Schimmel: 15 % Minderung trotz späterer Räumung
- Gericht
- LG Hamburg 7. Zivilkammer
- Datum
- 28.06.2018
- Az
- 307 S 60/15
Kurz gesagt
Die Mieterin gewann teilweise: Das Gericht erkannte eine Mietminderung von 15 % wegen bauseitiger Schimmel- und Feuchtigkeitsmängel an.

Fallrahmen
Worum ging es?
- 01
Vermieter und Mieter stritten über Schimmel- und Feuchtigkeitserscheinungen in einem Arbeitszimmer.
- 02
Der Mieter verlangte wegen der Mängel eine Mietminderung und hielt Teile der Miete zurück.
- 03
Der Vermieter kündigte später fristlos wegen behaupteter Rückstände und verlangte Räumung.
Lesepfad
Von Sachverhalt zu praktischer Bedeutung
Sachverhalt
Der Fall
Die Mieterin mietete seit 1985 eine Wohnung in Hamburg. Im Arbeitszimmer traten Feuchtigkeit oberhalb des Fensters und Schimmel im Wandschrank auf. Sie rügte diese Mängel am 7. Oktober 2010 und erneut am 31. März 2011. Ab April 2011 zahlte sie monatlich 428,72 Euro weniger und berief sich auf Minderung und Zurückbehaltungsrecht.
Die Vermieterseite hielt die Wohnung für mängelfrei und verlangte die einbehaltenen Beträge. Sie rechnete Betriebskosten ab und kündigte am 11. März 2015 fristlos, hilfsweise ordentlich, wegen eines bis März 2015 aufgelaufenen Mietrückstands von rund 20.000 Euro. Zugleich verlangte sie Räumung.
Die Mieterin wandte ein, die Feuchtigkeits- und Schimmelerscheinungen seien bauseitig verursacht. Deshalb sei eine Minderung um 15 % gerechtfertigt; zusätzlich dürfe sie Beträge zurückbehalten. Gegen die erstinstanzliche Zahlungs- und Räumungsverurteilung legte sie Berufung ein.
Das Landgericht holte ein weiteres Sachverständigengutachten ein und folgte ihm: Im Arbeitszimmer lagen bauseitige Ursachen vor, sodass die 15-prozentige Minderung berechtigt war. Ein weitergehendes Zurückbehaltungsrecht ließ es nur bis zu fünf Monatsmieten zu.
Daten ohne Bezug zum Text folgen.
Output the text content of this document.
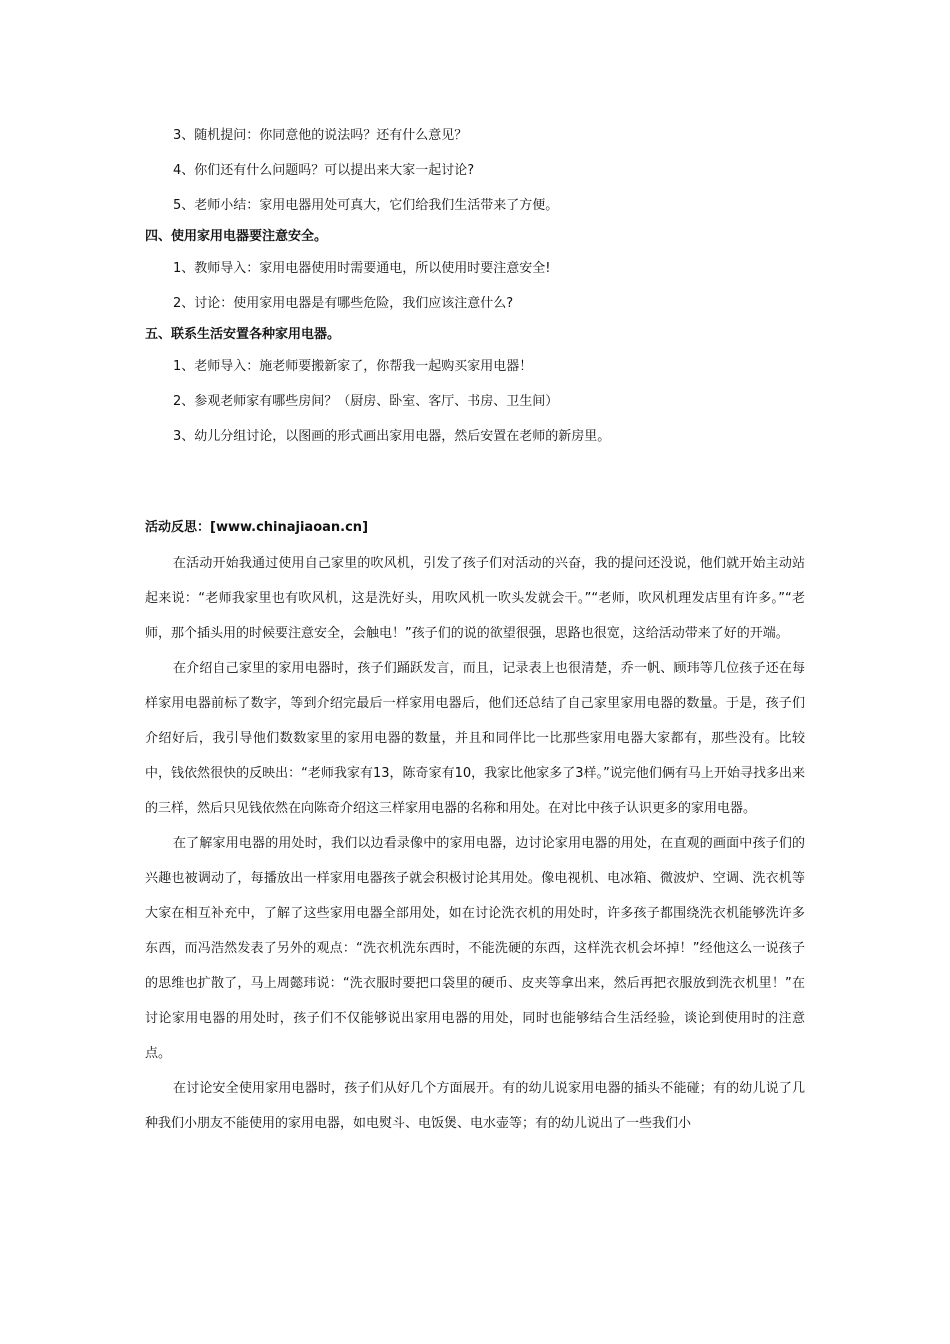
3、随机提问：你同意他的说法吗？还有什么意见？
4、你们还有什么问题吗？可以提出来大家一起讨论?
5、老师小结：家用电器用处可真大，它们给我们生活带来了方便。
四、使用家用电器要注意安全。
1、教师导入：家用电器使用时需要通电，所以使用时要注意安全!
2、讨论：使用家用电器是有哪些危险，我们应该注意什么?
五、联系生活安置各种家用电器。
1、老师导入：施老师要搬新家了，你帮我一起购买家用电器！
2、参观老师家有哪些房间？（厨房、卧室、客厅、书房、卫生间）
3、幼儿分组讨论，以图画的形式画出家用电器，然后安置在老师的新房里。
活动反思：[www.chinajiaoan.cn]

在活动开始我通过使用自己家里的吹风机，引发了孩子们对活动的兴奋，我的提问还没说，他们就开始主动站起来说：“老师我家里也有吹风机，这是洗好头，用吹风机一吹头发就会干。”“老师，吹风机理发店里有许多。”“老师，那个插头用的时候要注意安全，会触电！”孩子们的说的欲望很强，思路也很宽，这给活动带来了好的开端。

在介绍自己家里的家用电器时，孩子们踊跃发言，而且，记录表上也很清楚，乔一帆、顾玮等几位孩子还在每样家用电器前标了数字，等到介绍完最后一样家用电器后，他们还总结了自己家里家用电器的数量。于是，孩子们介绍好后，我引导他们数数家里的家用电器的数量，并且和同伴比一比那些家用电器大家都有，那些没有。比较中，钱依然很快的反映出：“老师我家有13，陈奇家有10，我家比他家多了3样。”说完他们俩有马上开始寻找多出来的三样，然后只见钱依然在向陈奇介绍这三样家用电器的名称和用处。在对比中孩子认识更多的家用电器。

在了解家用电器的用处时，我们以边看录像中的家用电器，边讨论家用电器的用处，在直观的画面中孩子们的兴趣也被调动了，每播放出一样家用电器孩子就会积极讨论其用处。像电视机、电冰箱、微波炉、空调、洗衣机等大家在相互补充中，了解了这些家用电器全部用处，如在讨论洗衣机的用处时，许多孩子都围绕洗衣机能够洗许多东西，而冯浩然发表了另外的观点：“洗衣机洗东西时，不能洗硬的东西，这样洗衣机会坏掉！”经他这么一说孩子的思维也扩散了，马上周懿玮说：“洗衣服时要把口袋里的硬币、皮夹等拿出来，然后再把衣服放到洗衣机里！”在讨论家用电器的用处时，孩子们不仅能够说出家用电器的用处，同时也能够结合生活经验，谈论到使用时的注意点。

在讨论安全使用家用电器时，孩子们从好几个方面展开。有的幼儿说家用电器的插头不能碰；有的幼儿说了几种我们小朋友不能使用的家用电器，如电熨斗、电饭煲、电水壶等；有的幼儿说出了一些我们小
Wegen des verbleibenden Rückstands blieb die Kündigung wirksam und die Räumung bestehen.
Ergebnis
Kurzfazit
- Die Mieterin gewann teilweise: Das Gericht erkannte eine Mietminderung von 15 % wegen bauseitiger Schimmel- und Feuchtigkeitsmängel an.
- Der Vermieter bekam aber im Ergebnis die Räumung zugesprochen, weil trotz Minderung und begrenztem Zurückbehaltungsrecht ein kündigungsrelevanter Zahlungsrückstand blieb.
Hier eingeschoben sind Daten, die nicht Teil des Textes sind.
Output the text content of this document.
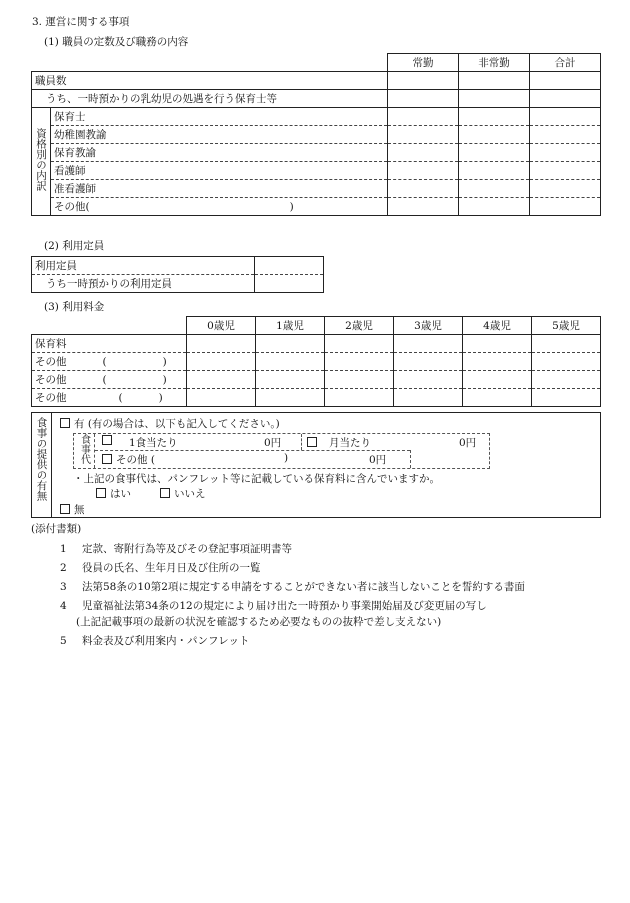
3. 運営に関する事項
(1) 職員の定数及び職務の内容
		常勤	非常勤	合計
職員数				
うち、一時預かりの乳幼児の処遇を行う保育士等				
資格別の内訳	保育士			
	幼稚園教諭			
	保育教諭			
	看護師			
	准看護師			
	その他( )			
(2) 利用定員
利用定員	
うち一時預かりの利用定員	
(3) 利用料金
	0歳児	1歳児	2歳児	3歳児	4歳児	5歳児
保育料						
その他 ( )						
その他 ( )						
その他 ( )						
食事の提供の有無	有 (有の場合は、以下も記入してください。)
食事代	1食当たり	0円	月当たり	0円
その他 (	)	0円
・上記の食事代は、パンフレット等に記載している保育料に含んでいますか。
はい	いいえ
無
(添付書類)
1 定款、寄附行為等及びその登記事項証明書等
2 役員の氏名、生年月日及び住所の一覧
3 法第58条の10第2項に規定する申請をすることができない者に該当しないことを誓約する書面
4 児童福祉法第34条の12の規定により届け出た一時預かり事業開始届及び変更届の写し
(上記記載事項の最新の状況を確認するため必要なものの抜粋で差し支えない)
5 料金表及び利用案内・パンフレット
- Ein Zurückbehaltungsrecht von mehr als fünf Monatsmieten hielt das Gericht bei den hier vorliegenden Mängeln nicht für gerechtfertigt.
Einordnung
Warum ist das relevant?
- 1
§ 536 BGB
- 2
§ 543 Abs. 2 Nr. 3 BGB
- 3
Zurückbehaltungsrecht bei Mietmängeln
- 4
Schimmel- und Feuchtigkeitsmängel
- 5
Betriebskostenabrechnung 2011/2012 und 2012/2013
Anwendung
Was heißt das praktisch?
Für Vermieter
- Bei begrenzten Mängeln reicht ein pauschal hohes Zurückbehaltungsrecht nicht automatisch aus.
- Für eine fristlose Kündigung zählt der Zahlungsrückstand nach Abzug berechtigter Minderung und eines angemessenen Zurückbehaltungsrechts.
- Betriebskostenabrechnungen müssen fristgerecht erfolgen, sonst kann der Nachforderungsanspruch ausgeschlossen sein.
Für Mieter
- Schimmel und Feuchtigkeit können eine Minderung rechtfertigen, wenn sie bauseitig verursacht sind.
- Ein Zurückbehaltungsrecht muss sich an Art und Umfang des Mangels orientieren und ist zeitlich und betragsmäßig begrenzt.
- Nach Beendigung des Mietverhältnisses entfällt ein etwaiges Zurückbehaltungsrecht grundsätzlich für die Zukunft.